Cruise ships are also effective at spreading infectious diseases: there have been 13 norovirus outbreaks recorded in the US this year. During early parts of the Covid pandemic, as the world went into lockdown in early 2020, at least ten ships – carrying nearly 10,000 passengers – were stuck at sea, having been turned away from their destinations. By May 2020, more than 40 cruise ships had confirmed Covid cases on board. The worst outbreak took hold on the Diamond Princess, which was quarantined for two weeks in Yokohama, Japan: at least 712 of the 3,711 passengers and crew on board became infected; 14 died.

How do they affect areas they visit?

The most popular destination is the Caribbean, which absorbs about a third of industry capacity, followed by the Mediterranean and then other European waters. Alaska and Hawaii are also busy. Cruise ships can pose challenges to the areas they visit, not least because tourists often leave their ships only for a few hours, briefly swamping ports before returning to the boat, without spending much money. In 2021, large cruise ships were banned from entering the Venice lagoon following complaints that the city’s 51,000 population was often swollen by more than 40,000 cruise passengers. Last week, Amsterdam voted to close its cruise ship terminal, to end what one politician called the “locust plague” of cruise tourists. Curbs on ships have also been imposed in cities such as Dubrovnik and Palma in Mallorca. In the Caribbean, operators have had to lease a number of private islands – Disney Cruise Line’s Castaway Cay, and Royal Caribbean’s CocoCay – to cater for their customers.

What about the environmental impact?

The biggest cruise ships generate up to 3.8 million litres of grey water (from sinks, baths, showers etc.) and 795,000 litres of sewage over the course of a one-week voyage, according to Friends of the Earth.
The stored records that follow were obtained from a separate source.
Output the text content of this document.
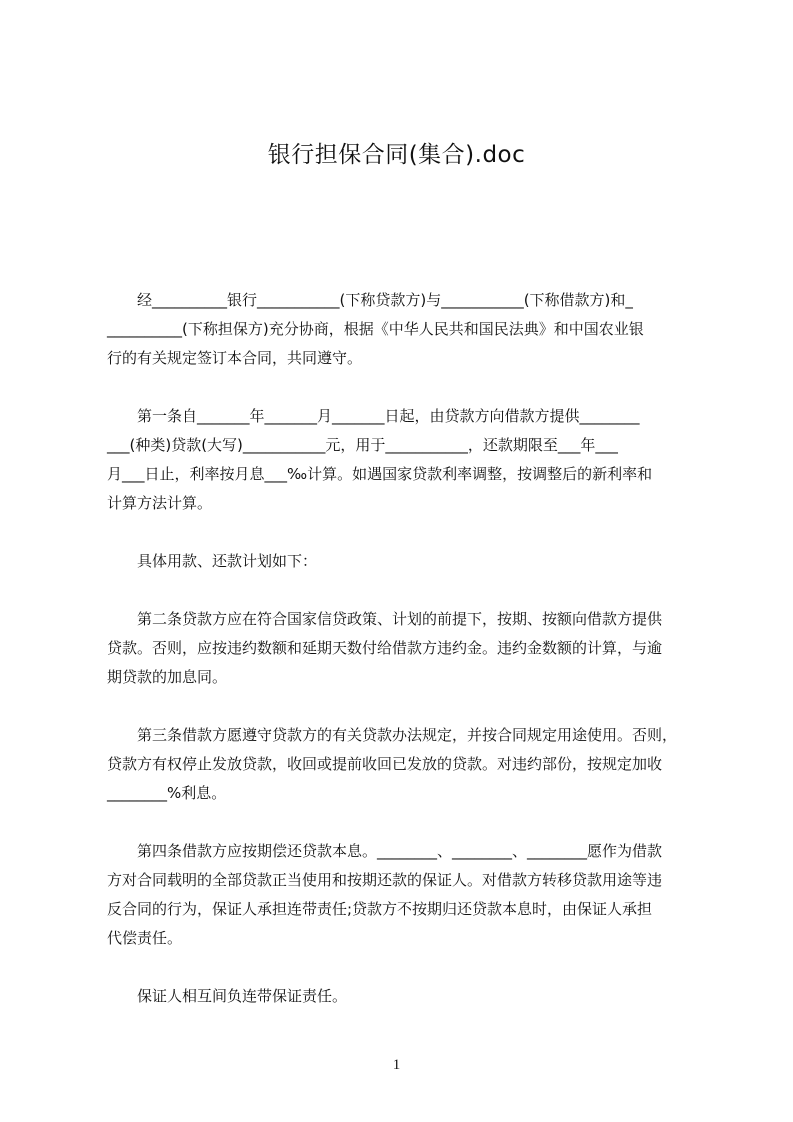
银行担保合同(集合).doc
经__________银行___________(下称贷款方)与___________(下称借款方)和_
__________(下称担保方)充分协商，根据《中华人民共和国民法典》和中国农业银
行的有关规定签订本合同，共同遵守。
第一条自_______年_______月_______日起，由贷款方向借款方提供________
___(种类)贷款(大写)___________元，用于___________，还款期限至___年___
月___日止，利率按月息___‰计算。如遇国家贷款利率调整，按调整后的新利率和
计算方法计算。
具体用款、还款计划如下：
第二条贷款方应在符合国家信贷政策、计划的前提下，按期、按额向借款方提供
贷款。否则，应按违约数额和延期天数付给借款方违约金。违约金数额的计算，与逾
期贷款的加息同。
第三条借款方愿遵守贷款方的有关贷款办法规定，并按合同规定用途使用。否则，
贷款方有权停止发放贷款，收回或提前收回已发放的贷款。对违约部份，按规定加收
________%利息。
第四条借款方应按期偿还贷款本息。________、________、________愿作为借款
方对合同载明的全部贷款正当使用和按期还款的保证人。对借款方转移贷款用途等违
反合同的行为，保证人承担连带责任;贷款方不按期归还贷款本息时，由保证人承担
代偿责任。
保证人相互间负连带保证责任。
1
Guidelines issued by the Cruise Lines International Association stipulate that sewage and grey water must be discharged at least four nautical miles from land; sewage must be treated beforehand (though standards of treatment vary). The heavy fuel oil used by most cruise ships is another problem: passengers on a seven-day Antarctic cruise can produce as much CO2 as the average European in an entire year. In June, a report by climate lobbyists Transport & Environment found that the 218 cruise ships operating in Europe last year pumped out more toxic sulphuric gases than a billion cars.

Can cruises become greener?

Of 20 or so ships currently on order, seven – including the Icon of the Seas – are due to be powered by greener liquid natural gas, which cuts CO2 emissions by about 25%, and contains little sulphur and nitrogen oxide. Newer ships also have more advanced wastewater treatment systems. But by and large, cruising remains a conspicuously non eco-friendly way of taking a holiday.